Warum nutzen Sie Homöopathie in Ihrer Praxis?

Ich habe meine Ausbildung zum Heilpraktiker an einer der renommiertesten Schulen in Bochum vornehmen können. Neben dem medizinischen Rüstzeug bekamen wir dabei auch Grundausbildungen in allen gängigen naturheilkundlichen Therapiemethoden. Bei der Frage, mit welcher Therapie wir auch chronische Erkrankungen kurativ behandeln könnten, boten sich mir dabei nur die TCM (traditionelle chinesische Medizin) und die Homöopathie an – beides sehr komplexe Konzepte. Ich entschied mich für Homöopathie.

Von der Homöopathie heißt es gerne, sie wirke nicht über den Placeboeffekt hinaus. Welche Erfahrungen haben Sie damit gemacht?

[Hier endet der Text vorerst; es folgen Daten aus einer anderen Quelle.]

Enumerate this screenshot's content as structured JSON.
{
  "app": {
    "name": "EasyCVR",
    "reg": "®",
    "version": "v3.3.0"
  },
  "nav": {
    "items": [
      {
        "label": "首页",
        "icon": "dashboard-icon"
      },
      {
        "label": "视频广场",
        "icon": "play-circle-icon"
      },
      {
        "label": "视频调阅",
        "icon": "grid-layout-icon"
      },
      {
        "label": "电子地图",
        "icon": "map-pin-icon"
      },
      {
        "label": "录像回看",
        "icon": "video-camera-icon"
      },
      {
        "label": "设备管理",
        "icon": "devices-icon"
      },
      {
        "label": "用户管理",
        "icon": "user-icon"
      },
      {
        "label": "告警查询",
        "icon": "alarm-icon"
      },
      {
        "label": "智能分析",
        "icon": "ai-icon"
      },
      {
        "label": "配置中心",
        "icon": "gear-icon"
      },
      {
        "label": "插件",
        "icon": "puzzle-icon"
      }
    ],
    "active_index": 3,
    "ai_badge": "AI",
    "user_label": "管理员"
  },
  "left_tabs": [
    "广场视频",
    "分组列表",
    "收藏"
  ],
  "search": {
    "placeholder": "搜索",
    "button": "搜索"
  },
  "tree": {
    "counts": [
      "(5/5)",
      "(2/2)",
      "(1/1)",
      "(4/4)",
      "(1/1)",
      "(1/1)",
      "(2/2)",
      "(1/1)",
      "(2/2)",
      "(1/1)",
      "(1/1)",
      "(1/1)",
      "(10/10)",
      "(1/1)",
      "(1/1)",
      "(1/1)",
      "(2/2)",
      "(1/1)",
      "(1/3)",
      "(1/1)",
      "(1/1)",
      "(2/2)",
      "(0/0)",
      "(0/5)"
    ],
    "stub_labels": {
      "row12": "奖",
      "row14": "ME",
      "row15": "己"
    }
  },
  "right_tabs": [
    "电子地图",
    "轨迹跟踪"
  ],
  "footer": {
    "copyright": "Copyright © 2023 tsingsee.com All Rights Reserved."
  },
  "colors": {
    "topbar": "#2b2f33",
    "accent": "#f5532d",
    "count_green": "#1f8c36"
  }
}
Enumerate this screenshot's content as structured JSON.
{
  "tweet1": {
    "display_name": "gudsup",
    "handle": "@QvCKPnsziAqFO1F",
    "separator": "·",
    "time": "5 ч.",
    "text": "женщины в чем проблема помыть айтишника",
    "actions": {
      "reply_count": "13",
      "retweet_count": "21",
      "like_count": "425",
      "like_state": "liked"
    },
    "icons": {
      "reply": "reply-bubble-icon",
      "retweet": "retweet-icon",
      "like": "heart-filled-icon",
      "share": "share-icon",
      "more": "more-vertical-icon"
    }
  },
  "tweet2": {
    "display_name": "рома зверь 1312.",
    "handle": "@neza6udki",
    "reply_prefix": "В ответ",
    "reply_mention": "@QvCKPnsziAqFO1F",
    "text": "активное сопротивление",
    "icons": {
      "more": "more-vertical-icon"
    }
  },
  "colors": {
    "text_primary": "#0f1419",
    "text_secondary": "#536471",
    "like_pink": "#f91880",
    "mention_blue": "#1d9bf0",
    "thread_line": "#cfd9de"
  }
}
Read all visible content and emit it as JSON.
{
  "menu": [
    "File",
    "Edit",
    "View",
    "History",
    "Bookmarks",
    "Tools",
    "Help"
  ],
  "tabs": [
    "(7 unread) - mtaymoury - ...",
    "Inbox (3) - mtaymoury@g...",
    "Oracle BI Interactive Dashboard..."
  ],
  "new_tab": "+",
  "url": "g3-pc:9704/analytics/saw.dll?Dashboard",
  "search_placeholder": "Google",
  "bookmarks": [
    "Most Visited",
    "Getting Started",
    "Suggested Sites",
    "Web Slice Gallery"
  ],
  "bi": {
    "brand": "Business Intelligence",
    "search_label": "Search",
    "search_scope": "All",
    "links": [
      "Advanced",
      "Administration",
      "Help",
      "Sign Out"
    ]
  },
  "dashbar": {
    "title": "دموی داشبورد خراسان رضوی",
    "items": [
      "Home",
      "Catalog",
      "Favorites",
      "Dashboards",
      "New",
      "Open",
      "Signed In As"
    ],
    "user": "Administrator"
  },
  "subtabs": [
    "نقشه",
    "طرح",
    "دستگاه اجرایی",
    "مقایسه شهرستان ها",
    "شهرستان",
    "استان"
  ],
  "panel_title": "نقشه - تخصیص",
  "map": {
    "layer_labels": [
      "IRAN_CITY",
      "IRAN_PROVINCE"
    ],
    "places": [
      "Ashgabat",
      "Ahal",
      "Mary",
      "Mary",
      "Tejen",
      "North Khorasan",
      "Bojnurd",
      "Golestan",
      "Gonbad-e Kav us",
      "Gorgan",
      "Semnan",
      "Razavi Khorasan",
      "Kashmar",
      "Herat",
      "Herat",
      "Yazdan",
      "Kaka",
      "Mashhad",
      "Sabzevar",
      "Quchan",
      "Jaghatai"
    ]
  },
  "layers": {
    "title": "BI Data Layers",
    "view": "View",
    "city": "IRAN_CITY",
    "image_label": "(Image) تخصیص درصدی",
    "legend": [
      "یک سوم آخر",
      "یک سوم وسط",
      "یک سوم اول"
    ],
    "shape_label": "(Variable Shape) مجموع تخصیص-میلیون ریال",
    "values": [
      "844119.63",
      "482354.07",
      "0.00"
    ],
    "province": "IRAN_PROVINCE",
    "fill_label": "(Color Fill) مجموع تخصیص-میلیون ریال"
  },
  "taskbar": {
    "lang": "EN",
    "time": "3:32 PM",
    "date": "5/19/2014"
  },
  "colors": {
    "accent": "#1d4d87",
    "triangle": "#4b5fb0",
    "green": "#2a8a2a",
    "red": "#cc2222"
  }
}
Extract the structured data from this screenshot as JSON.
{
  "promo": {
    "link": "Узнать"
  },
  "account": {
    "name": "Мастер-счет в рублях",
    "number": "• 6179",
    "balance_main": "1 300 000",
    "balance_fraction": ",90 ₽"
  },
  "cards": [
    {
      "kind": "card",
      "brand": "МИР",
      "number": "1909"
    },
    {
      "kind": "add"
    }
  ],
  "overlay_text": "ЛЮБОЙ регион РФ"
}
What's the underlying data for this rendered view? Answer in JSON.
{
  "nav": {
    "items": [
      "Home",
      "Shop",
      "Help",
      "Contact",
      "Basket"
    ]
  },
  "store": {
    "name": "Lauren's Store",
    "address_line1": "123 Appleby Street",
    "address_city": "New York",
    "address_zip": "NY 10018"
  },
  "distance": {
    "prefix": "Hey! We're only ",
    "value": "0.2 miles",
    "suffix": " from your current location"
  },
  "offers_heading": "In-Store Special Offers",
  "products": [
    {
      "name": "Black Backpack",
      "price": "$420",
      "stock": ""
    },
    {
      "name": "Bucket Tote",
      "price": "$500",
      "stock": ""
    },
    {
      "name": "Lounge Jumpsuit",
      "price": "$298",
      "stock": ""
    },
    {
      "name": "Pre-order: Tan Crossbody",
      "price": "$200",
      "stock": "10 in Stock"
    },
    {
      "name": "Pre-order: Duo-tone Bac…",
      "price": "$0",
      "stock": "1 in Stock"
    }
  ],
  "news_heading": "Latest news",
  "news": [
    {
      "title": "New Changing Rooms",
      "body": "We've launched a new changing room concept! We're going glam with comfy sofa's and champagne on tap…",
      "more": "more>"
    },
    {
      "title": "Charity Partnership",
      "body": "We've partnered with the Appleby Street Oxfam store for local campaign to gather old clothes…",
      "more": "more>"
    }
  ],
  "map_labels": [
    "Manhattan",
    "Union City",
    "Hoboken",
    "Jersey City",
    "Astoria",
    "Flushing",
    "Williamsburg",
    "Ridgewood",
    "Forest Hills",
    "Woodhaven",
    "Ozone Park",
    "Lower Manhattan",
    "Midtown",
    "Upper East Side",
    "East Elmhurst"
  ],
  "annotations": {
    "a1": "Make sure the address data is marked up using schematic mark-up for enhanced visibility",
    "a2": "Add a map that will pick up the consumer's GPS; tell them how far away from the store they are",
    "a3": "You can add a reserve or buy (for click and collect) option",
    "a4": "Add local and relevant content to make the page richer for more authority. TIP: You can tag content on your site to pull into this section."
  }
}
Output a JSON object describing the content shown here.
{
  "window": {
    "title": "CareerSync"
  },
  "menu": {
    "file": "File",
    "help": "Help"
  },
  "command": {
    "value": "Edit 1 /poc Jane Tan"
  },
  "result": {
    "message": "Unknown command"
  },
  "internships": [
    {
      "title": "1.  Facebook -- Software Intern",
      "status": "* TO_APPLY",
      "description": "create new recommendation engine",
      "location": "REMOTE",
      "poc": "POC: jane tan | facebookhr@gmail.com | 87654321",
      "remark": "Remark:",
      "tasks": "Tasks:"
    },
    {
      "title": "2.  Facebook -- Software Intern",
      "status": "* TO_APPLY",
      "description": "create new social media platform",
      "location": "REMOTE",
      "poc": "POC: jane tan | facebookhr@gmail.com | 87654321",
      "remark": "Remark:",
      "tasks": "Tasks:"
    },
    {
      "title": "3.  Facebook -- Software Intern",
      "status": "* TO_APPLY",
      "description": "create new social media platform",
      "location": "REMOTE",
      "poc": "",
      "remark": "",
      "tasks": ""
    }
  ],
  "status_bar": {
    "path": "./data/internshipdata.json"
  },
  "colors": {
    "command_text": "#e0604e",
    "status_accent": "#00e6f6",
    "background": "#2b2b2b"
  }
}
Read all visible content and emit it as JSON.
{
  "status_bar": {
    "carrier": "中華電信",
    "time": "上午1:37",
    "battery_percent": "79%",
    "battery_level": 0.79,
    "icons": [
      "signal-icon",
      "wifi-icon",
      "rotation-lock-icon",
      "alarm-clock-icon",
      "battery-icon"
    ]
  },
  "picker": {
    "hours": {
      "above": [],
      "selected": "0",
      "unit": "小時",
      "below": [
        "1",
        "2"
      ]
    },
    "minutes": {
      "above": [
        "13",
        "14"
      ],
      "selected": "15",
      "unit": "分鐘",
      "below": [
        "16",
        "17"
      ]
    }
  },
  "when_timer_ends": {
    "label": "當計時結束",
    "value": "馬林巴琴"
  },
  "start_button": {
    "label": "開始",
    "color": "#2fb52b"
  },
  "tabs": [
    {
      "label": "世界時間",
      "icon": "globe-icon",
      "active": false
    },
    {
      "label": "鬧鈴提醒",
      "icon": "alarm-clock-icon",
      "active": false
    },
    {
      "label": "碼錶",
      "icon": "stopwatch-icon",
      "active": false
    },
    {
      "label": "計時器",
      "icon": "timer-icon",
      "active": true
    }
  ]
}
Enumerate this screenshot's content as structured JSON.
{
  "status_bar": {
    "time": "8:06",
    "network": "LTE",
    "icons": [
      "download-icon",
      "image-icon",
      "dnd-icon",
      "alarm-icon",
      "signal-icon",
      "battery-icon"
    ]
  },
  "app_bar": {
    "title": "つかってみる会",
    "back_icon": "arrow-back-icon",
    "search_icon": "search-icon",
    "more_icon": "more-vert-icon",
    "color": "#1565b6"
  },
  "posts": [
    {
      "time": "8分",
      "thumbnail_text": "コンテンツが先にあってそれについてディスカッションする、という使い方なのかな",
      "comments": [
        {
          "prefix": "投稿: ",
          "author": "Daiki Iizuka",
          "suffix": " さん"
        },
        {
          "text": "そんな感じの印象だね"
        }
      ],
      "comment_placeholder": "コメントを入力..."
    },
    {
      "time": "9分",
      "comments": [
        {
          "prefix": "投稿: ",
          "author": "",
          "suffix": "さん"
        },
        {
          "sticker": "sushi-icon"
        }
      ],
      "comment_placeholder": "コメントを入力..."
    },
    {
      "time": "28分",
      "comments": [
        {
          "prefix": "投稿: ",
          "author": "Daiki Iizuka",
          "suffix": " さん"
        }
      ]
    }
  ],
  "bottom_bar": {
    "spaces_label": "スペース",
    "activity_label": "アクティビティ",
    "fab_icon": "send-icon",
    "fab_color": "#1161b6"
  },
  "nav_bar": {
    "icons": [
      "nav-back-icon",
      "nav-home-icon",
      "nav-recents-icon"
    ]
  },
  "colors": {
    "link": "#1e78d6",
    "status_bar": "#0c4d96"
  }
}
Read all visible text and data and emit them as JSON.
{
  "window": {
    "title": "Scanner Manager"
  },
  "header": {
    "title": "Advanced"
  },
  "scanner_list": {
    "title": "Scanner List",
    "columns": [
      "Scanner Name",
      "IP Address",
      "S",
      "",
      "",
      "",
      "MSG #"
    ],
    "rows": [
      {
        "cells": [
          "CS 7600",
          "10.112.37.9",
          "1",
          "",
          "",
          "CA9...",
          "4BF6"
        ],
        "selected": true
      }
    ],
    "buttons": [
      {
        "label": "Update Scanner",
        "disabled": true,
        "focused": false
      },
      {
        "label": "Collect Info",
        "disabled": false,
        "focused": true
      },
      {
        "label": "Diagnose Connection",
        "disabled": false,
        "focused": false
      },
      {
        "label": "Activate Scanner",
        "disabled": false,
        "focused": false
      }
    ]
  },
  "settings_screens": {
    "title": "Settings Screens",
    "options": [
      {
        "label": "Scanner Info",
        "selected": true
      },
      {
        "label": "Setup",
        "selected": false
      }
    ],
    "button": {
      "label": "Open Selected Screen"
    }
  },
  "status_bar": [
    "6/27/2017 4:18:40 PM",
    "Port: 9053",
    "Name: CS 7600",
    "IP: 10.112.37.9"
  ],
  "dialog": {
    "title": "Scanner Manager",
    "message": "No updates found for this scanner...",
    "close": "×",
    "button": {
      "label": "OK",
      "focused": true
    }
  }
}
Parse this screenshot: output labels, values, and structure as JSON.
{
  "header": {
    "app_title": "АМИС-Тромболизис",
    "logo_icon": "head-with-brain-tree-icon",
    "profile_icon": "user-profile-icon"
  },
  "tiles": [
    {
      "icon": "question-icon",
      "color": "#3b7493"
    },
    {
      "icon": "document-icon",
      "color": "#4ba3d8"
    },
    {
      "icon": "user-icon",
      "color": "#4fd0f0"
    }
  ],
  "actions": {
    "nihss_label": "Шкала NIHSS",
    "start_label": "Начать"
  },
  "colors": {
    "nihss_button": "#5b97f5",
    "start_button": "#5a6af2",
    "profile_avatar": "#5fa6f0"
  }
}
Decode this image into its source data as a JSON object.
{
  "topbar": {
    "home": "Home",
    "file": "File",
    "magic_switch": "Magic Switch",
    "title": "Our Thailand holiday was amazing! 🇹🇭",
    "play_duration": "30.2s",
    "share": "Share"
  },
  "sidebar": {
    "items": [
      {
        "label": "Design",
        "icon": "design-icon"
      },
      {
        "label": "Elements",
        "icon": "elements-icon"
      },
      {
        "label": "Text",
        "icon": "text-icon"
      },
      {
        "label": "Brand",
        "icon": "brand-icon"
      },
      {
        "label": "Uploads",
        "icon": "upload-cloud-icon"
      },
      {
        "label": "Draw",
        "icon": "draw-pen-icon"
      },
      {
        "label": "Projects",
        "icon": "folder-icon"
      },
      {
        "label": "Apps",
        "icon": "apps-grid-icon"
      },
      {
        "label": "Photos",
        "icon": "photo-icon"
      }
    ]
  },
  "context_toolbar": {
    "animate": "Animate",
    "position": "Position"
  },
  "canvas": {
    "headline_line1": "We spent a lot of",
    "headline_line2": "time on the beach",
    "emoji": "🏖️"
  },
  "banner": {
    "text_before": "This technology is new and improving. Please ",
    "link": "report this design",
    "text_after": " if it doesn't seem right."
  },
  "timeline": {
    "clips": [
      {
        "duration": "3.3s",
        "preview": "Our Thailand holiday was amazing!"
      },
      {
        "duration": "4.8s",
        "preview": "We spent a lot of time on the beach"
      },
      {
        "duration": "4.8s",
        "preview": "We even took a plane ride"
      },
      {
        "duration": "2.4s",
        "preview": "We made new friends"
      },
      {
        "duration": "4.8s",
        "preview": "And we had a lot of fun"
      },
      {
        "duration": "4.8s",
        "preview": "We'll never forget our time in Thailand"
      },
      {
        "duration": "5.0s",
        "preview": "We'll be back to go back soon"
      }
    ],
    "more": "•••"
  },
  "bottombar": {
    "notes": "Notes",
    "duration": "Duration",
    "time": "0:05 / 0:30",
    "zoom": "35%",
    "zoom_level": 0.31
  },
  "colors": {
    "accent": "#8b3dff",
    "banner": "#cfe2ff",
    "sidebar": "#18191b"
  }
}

Die Wirksamkeit zeigt sich immer wieder deutlich in der Praxis. Diese Erfahrung ist – als „interne Evidenz“ – eine wichtige Säule der evidenzbasierten Medizin (EBM) nach Definition von Prof. David Sackett . Nehmen wir beispielhaft einen Patienten, der über Jahre schon Vieles gegen seine Krankheit getan, dem aber nichts genutzt hat: Wenn dieser mithilfe der homöopathischen Behandlung unmittelbar eine signifikante, anhaltende Verbesserung erfährt, die man nicht durch naheliegende Einflüsse, wie günstige Witterung, weniger Pollenflug oder erfreuliche Nachrichten erklären kann, dann spricht Vieles für den heilsamen Einfluss der homöopathischen Arznei. Oder wenn ich zu Beginn der Behandlung ein oder zwei zum Beschwerdebild nicht passend gewählte Arzneien gebe und erst die nächste eine positive Reaktion erzeugt: Warum sollte eine Placebowirkung erst jetzt einsetzen? Die Beobachtung, dass eine fachgerechte homöopathische Behandlung in zahlreichen Fällen Linderung von Beschwerden oder womöglich Heilung zur Folge hat, ist regelmäßig in der Praxis zu sehen. Und mit dieser Wahrnehmung bin ich natürlich nicht allein. In den mehr als 200 Jahren ihres Bestehens hat sich die Homöopathie in zigtausenden gut dokumentierten Krankheitsfällen als hilfreich erwiesen. Kein Wunder also, dass auch die Patienten darauf zählen. Das zeigen auch Umfragen immer wieder. Im Übrigen sind diese Patientenpräferenzen die dritte Säule der EBM – sie steht für die Erfahrung der Patienten.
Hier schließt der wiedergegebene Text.